Le monde taurin espagnol retenait son souffle mardi, à la veille d'un vote parlementaire qui pourrait interdire les corridas en Catalogne et donner une victoire historique aux opposants à la tauromachie.

Le parlement régional de Catalogne doit décider mercredi matin s'il interdit ou non les combats de taureaux dans cette riche région du nord-est de l'Espagne, comme le réclame une «initiative législative populaire» (ILP).

Les derniers pointages semblaient indiquer qu'une majorité des 135 parlementaires catalans penchaient pour la prohibition des corridas, un coup de tonnerre pour la tradition séculaire de la «fiesta» espagnole.

En cas de succès de l'ILP, la Catalogne deviendrait la deuxième région d'Espagne à interdire la tauromachie, après l'archipel des Canaries qui l'a fait en 1991, avec un risque de contagion redouté par les milieux taurins.

Partisans et opposants à la corrida étaient donc mobilisés mardi avant un vote qui s'annonce très serré et dont les arrière-pensées politiques liées au nationalisme catalan étaient dénoncées par les défenseurs de la tauromachie.

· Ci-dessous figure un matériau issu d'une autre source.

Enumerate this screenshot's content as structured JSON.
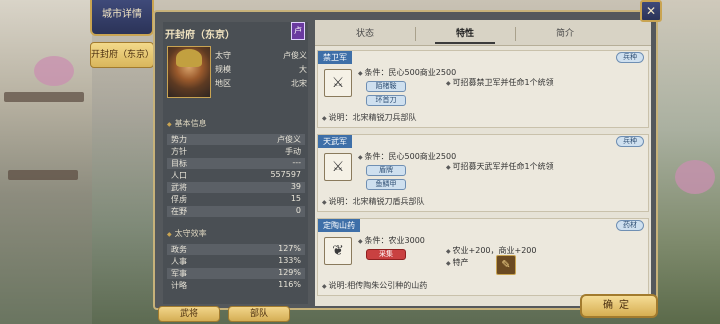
{
  "window": {
    "title": "城市详情",
    "city_tab": "开封府（东京）"
  },
  "city": {
    "name": "开封府（东京）",
    "flag": "卢",
    "governor_label": "太守",
    "governor": "卢俊义",
    "scale_label": "规模",
    "scale": "大",
    "region_label": "地区",
    "region": "北宋"
  },
  "basic_info": {
    "title": "基本信息",
    "rows": [
      {
        "label": "势力",
        "value": "卢俊义"
      },
      {
        "label": "方针",
        "value": "手动"
      },
      {
        "label": "目标",
        "value": "---"
      },
      {
        "label": "人口",
        "value": "557597"
      },
      {
        "label": "武将",
        "value": "39"
      },
      {
        "label": "俘虏",
        "value": "15"
      },
      {
        "label": "在野",
        "value": "0"
      }
    ]
  },
  "efficiency": {
    "title": "太守效率",
    "rows": [
      {
        "label": "政务",
        "value": "127%"
      },
      {
        "label": "人事",
        "value": "133%"
      },
      {
        "label": "军事",
        "value": "129%"
      },
      {
        "label": "计略",
        "value": "116%"
      }
    ]
  },
  "bottom_buttons": {
    "generals": "武将",
    "troops": "部队"
  },
  "tabs": [
    {
      "label": "状态"
    },
    {
      "label": "特性"
    },
    {
      "label": "简介"
    }
  ],
  "cards": [
    {
      "title": "禁卫军",
      "tag": "兵种",
      "condition": "条件：民心500商业2500",
      "chips": [
        "陌楮鞍",
        "环首刀"
      ],
      "effect": "可招募禁卫军并任命1个统领",
      "note": "说明：北宋精锐刀兵部队"
    },
    {
      "title": "天武军",
      "tag": "兵种",
      "condition": "条件：民心500商业2500",
      "chips": [
        "盾牌",
        "鱼鳞甲"
      ],
      "effect": "可招募天武军并任命1个统领",
      "note": "说明：北宋精锐刀盾兵部队"
    },
    {
      "title": "定陶山药",
      "tag": "药材",
      "condition": "条件：农业3000",
      "chips": [
        "采集"
      ],
      "effects": [
        "农业+200，商业+200",
        "特产"
      ],
      "note": "说明:相传陶朱公引种的山药"
    }
  ],
  "confirm_label": "确定",
  "close_icon": "✕"
}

C'est devenu une «question politique» dans une région où «l'idée est de proscrire tout ce qui est espagnol», clamait mardi l'éditorialiste du quotidien madrilène El Mundo (droite).

Ce thème est martelé depuis quelques jours par les médias conservateurs, qui voient dans la possible prohibition une volonté de revanche de hommes politiques catalans, après un récent arrêt du tribunal constitutionnel rognant certains aspects du statut d'autonomie de la région.

La liberté de vote a notamment été donnée aux 37 parlementaires socialistes par le président régional socialiste José Montilla, alors qu'un vote socialiste initialement prévu contre la prohibition aurait sans doute garanti un rejet de l'ILP.

Mais les opposants à la corrida, de plus en plus nombreux en Catalogne et soutenus par de puissants groupes internationaux de défense des animaux, rappellent que cette tradition est déjà en nette perte de vitesse dans la région, où seule la place «Monumental» de Barcelone organise encore des corridas.

L'ILP promue par la plate-forme «Prou!» (Assez!) avait recueilli l'année dernière plus de 180 000 signatures pour réclamer la révision d'une loi catalane interdisant de tuer ou maltraiter des animaux lors de spectacles publics, à l'exception des courses de taureaux.

Et la mobilisation internationale est également forte, venant d'organisations de défense des animaux qui réclament la prohibition de cette pratique «cruelle et obsolète».

La Société mondiale pour la protection des animaux (WSPA) a notamment transmis lundi au parlement catalan une lettre portant 140 000 signatures pour appuyer la demande d'interdiction.

Temps durs

Le vote intervient dans une contexte morose pour le secteur taurin en Espagne qui génère quelque 40 000 emplois et plusieurs milliards d'euros de revenus chaque année et subit depuis 2009 les effets négatifs de la crise économique.

Plusieurs régions espagnoles, dont celle de Madrid, ont annoncé, suite au débat catalan, leur intention d'inscrire la tauromachie à leur «patrimoine culturel» afin de protéger cette tradition, mais les anti-taurins y gagnent aussi du terrain.

Espérant un sursaut de dernière minute, les défenseurs français de la tauromachie, venant du pays voisin où elle demeure vivace, sont également montés au créneau.

Il faut défendre la liberté de choix et cette «passion commune» culturelle franco-espagnole, que «personne n'a le droit d'interdire», a affirmé mardi au quotidien La Razon le torero français Juan Bautista (Jean-Baptiste Jalabert).